The Democrats’ fondness for temporary policies is at the root of the issue. Prop 30, the tax hike ballot initiative that has saved California (if you believe the national press), is actually based on temporary tax increases on sales and income. The sales tax increase expires that year. Without those revenues, the state budget – which remains stuck at austerity levels even with the Prop 30 increases – will look even worse. And things could look worse at the end of 2018, when the income tax increases expire.
Now comes the prison crisis, and the courts’ requirements that the state reduce its prison population to 137.5 percent of capacity. Gov. Brown proposes to do that by increasing bed capacity, but the change is only temporary. The additional bed capacity lasts only through the 2014-15 budget year.

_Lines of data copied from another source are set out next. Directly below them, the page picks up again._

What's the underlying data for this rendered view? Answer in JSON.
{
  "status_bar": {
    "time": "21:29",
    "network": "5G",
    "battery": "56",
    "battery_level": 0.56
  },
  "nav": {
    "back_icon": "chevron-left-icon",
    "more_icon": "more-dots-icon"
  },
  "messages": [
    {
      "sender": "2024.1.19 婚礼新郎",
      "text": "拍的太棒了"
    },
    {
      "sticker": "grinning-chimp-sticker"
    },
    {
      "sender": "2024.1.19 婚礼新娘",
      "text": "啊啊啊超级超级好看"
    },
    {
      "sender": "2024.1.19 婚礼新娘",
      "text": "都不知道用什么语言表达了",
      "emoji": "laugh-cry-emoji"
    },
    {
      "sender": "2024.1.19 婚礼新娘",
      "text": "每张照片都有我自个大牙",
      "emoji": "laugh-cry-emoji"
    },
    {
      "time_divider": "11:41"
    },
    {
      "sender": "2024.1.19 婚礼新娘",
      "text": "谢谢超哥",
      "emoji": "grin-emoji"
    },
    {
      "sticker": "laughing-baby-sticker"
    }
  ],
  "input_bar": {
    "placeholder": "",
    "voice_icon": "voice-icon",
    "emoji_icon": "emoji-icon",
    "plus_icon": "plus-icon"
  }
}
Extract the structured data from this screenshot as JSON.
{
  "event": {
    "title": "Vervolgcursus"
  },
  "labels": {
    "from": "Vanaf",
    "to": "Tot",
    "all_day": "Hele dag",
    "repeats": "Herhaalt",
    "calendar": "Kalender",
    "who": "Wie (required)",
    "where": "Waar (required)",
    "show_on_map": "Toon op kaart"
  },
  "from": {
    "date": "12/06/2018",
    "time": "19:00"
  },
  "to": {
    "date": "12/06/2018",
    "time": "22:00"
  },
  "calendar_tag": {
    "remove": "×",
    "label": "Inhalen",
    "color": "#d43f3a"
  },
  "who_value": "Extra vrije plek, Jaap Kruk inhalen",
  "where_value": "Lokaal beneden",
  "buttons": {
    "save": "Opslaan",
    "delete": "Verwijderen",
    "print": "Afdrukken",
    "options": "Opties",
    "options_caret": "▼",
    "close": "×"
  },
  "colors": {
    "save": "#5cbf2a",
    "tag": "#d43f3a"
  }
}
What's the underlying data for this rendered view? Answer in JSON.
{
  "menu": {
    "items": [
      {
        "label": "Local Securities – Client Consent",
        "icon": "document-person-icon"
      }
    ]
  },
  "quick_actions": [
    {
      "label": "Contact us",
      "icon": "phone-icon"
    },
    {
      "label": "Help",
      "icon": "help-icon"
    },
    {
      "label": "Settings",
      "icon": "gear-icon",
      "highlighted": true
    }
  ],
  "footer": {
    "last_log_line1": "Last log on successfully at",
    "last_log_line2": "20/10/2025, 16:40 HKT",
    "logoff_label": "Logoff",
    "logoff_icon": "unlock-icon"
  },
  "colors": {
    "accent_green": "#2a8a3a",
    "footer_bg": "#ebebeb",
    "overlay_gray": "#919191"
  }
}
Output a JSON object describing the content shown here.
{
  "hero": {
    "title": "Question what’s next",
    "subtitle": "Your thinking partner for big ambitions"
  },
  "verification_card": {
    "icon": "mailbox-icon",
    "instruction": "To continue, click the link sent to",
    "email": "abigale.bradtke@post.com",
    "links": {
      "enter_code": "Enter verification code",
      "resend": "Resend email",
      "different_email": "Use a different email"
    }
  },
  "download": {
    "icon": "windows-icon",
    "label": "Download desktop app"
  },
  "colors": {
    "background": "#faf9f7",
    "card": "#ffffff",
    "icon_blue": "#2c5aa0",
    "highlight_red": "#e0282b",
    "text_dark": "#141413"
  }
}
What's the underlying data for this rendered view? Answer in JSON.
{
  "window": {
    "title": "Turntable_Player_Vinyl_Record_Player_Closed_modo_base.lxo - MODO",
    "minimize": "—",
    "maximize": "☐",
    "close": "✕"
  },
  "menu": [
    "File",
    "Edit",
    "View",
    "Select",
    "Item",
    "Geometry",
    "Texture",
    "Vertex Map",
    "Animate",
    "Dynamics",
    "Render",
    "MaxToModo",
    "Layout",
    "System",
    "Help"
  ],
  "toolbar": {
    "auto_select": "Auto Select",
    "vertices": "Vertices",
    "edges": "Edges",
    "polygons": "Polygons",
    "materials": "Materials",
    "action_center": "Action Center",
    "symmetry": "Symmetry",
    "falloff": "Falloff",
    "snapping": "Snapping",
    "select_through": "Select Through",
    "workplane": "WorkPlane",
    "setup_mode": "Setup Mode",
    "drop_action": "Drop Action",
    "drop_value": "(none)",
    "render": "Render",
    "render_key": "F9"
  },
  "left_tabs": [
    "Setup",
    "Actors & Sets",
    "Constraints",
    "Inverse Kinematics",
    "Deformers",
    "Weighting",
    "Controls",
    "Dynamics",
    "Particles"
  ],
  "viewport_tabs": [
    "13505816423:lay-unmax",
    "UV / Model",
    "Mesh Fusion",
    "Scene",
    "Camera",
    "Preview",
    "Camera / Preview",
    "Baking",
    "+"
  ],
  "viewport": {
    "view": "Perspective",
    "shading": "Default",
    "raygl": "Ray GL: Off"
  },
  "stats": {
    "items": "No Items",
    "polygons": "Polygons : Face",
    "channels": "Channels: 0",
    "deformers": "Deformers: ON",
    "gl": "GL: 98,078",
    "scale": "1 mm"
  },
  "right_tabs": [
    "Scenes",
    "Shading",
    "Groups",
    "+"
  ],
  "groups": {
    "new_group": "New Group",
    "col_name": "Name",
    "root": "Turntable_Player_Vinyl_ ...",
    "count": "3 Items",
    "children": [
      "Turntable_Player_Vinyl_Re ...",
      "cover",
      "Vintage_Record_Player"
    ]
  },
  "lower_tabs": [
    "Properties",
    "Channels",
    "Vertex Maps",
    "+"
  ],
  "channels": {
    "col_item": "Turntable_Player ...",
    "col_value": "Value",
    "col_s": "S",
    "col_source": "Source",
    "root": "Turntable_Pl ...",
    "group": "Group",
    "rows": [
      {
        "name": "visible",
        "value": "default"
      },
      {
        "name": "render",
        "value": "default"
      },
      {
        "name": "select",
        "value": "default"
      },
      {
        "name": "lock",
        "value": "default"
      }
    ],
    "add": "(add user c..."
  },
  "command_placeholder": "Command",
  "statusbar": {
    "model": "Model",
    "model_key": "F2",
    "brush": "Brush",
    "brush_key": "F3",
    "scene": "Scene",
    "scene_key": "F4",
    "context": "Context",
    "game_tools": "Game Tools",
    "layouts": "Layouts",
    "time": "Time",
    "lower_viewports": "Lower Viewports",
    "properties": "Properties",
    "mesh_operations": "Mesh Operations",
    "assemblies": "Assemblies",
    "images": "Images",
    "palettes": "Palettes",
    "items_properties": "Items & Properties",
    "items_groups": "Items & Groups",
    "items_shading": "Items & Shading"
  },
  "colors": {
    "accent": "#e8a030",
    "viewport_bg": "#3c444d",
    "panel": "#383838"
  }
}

The Legislative Analyst’s Office says that the state would need to find additional solutions by the 2015-16, creating more stress then. The administration says it would then offer a long-term plan in 2015.
It’s peculiar that state leadership is being credited for taking on the state problems and fixing California. Core problems are being kicked down the road.
This is understandable – since the budget and governing systems make it so difficult to do much more than delay. But state leaders should stop pretending that they’ve dealt with the state’s budget and governance problems.